KPS offers two fee/carry options

Most investors will opt for the option that reduces management fees in exchange for higher carried interest payouts to GPs, according to one LP.

KPS is offering investors in its Special Situations Fund IV, which is targeting $3 billion for control investments in distressed or underperforming manufacturing businesses in the US and Europe, two options for management fee and carry terms.

According to New Jersey State Investment Council documents the first option calls for a 1.75 percent management fee with 25 percent carry, which mirrors the terms of KPS III; the second option offers a 1 percent management fee with a 30 percent carry. 

New Jersey, which opted for the latter, approved a $200 million commitment to Fund IV. The commitment will be finalized pending legal due diligence. 

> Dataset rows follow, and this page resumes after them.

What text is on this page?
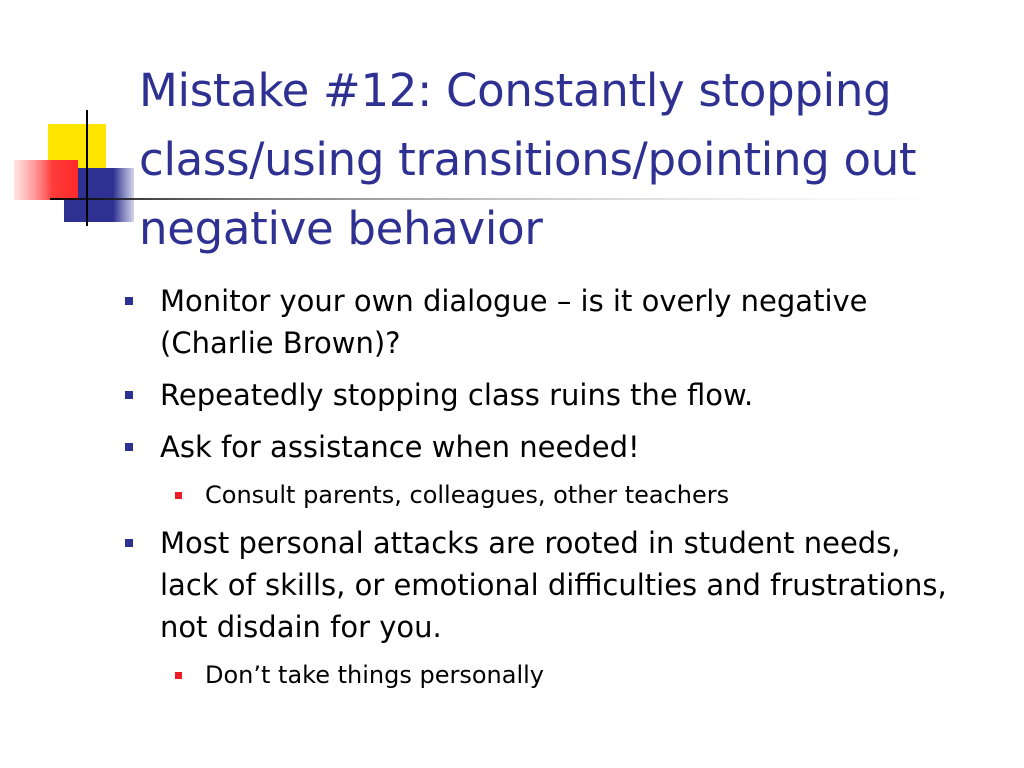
Mistake #12: Constantly stopping class/using transitions/pointing out negative behavior
Monitor your own dialogue – is it overly negative (Charlie Brown)?
Repeatedly stopping class ruins the flow.
Ask for assistance when needed!
Consult parents, colleagues, other teachers
Most personal attacks are rooted in student needs, lack of skills, or emotional difficulties and frustrations, not disdain for you.
Don’t take things personally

Higher carry dollars further incentivize the manager to perform to the best of their ability and not to become as dependent on management fees

“From a risk/reward perspective the amount of management fees saved outweighs the potential increased carry paid in even the best return scenarios,” according to memorandum from Division of Investment director Tim Walsh. “Higher carry dollars further incentivize the manager to perform to the best of their ability and not to become as dependent on management fees.”

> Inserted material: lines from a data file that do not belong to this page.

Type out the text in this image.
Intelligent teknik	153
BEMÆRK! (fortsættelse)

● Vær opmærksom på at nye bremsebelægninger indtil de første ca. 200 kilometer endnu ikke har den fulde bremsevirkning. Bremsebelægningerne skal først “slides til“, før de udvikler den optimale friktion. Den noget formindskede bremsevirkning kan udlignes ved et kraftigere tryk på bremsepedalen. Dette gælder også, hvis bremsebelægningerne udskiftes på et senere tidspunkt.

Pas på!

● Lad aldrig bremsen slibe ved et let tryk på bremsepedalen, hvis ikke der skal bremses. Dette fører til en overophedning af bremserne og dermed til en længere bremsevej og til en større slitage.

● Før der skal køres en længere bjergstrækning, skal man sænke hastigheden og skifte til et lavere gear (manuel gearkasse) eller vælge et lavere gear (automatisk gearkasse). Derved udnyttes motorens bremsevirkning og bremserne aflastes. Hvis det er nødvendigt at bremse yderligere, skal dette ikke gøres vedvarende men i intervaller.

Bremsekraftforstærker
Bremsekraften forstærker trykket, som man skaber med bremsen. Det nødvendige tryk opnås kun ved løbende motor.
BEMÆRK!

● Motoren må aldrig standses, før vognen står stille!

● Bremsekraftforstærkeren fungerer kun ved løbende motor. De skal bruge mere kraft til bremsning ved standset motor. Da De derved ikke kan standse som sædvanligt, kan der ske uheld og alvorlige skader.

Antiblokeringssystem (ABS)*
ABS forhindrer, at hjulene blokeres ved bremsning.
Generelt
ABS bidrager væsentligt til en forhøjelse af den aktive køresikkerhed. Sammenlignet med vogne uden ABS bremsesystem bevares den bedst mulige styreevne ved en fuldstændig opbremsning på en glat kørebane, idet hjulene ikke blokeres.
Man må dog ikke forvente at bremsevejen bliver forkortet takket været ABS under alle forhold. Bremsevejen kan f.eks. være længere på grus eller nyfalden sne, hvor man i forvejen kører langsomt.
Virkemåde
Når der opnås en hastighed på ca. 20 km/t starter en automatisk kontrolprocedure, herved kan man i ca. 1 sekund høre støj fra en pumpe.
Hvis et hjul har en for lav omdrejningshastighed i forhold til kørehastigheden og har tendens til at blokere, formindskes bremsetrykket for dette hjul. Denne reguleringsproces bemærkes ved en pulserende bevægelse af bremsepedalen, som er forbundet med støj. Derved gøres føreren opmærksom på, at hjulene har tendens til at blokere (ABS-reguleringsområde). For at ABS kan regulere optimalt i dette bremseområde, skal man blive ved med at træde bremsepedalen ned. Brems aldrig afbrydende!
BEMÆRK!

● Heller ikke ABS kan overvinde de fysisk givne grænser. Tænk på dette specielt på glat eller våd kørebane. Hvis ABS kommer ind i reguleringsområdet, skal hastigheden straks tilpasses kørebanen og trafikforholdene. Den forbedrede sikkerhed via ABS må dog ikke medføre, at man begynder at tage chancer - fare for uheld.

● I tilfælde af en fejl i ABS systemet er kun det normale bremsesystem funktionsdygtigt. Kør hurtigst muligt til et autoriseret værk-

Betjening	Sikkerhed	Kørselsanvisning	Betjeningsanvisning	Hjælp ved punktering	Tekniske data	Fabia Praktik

The memorandum goes on to mention that KPS had indicated it expects most limited partners to opt for the 1 percent fee/30 percent carry structure, as it poses a better alignment of interest for LPs. 

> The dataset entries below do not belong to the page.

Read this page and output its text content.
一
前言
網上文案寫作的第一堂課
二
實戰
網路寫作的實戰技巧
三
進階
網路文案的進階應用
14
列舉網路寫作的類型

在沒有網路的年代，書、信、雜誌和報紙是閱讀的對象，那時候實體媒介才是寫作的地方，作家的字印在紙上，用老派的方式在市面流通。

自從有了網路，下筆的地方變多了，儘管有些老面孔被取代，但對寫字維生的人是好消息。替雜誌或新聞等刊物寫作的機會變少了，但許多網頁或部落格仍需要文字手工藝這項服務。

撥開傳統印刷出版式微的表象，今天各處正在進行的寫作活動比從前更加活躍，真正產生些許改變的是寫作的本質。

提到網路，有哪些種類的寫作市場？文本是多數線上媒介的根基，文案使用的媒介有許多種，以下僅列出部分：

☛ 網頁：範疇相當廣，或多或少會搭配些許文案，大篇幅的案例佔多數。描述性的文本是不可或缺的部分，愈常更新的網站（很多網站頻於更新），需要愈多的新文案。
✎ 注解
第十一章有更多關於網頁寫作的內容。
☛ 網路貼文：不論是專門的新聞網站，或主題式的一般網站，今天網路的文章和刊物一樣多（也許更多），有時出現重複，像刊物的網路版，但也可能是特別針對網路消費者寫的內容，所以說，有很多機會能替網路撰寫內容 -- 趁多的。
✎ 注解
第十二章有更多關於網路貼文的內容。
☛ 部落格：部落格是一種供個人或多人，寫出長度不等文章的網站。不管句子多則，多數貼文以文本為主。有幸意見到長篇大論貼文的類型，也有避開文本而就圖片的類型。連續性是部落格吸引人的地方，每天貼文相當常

KPS is not the only private equity firm to offer investors a menu of options on carry and fees. 

Bain Capital
 is offering three classes of fees in its latest offering Fund XI: Class A will get 1.5 percent management fee and 20 percent carried interest with a 7 percent preferred return; Class B gets a 1 percent management fee, 30 percent carry with a 7 percent preferred return; and Class C offers a 0.5 percent management fee, 30 percent carry and no preferred return.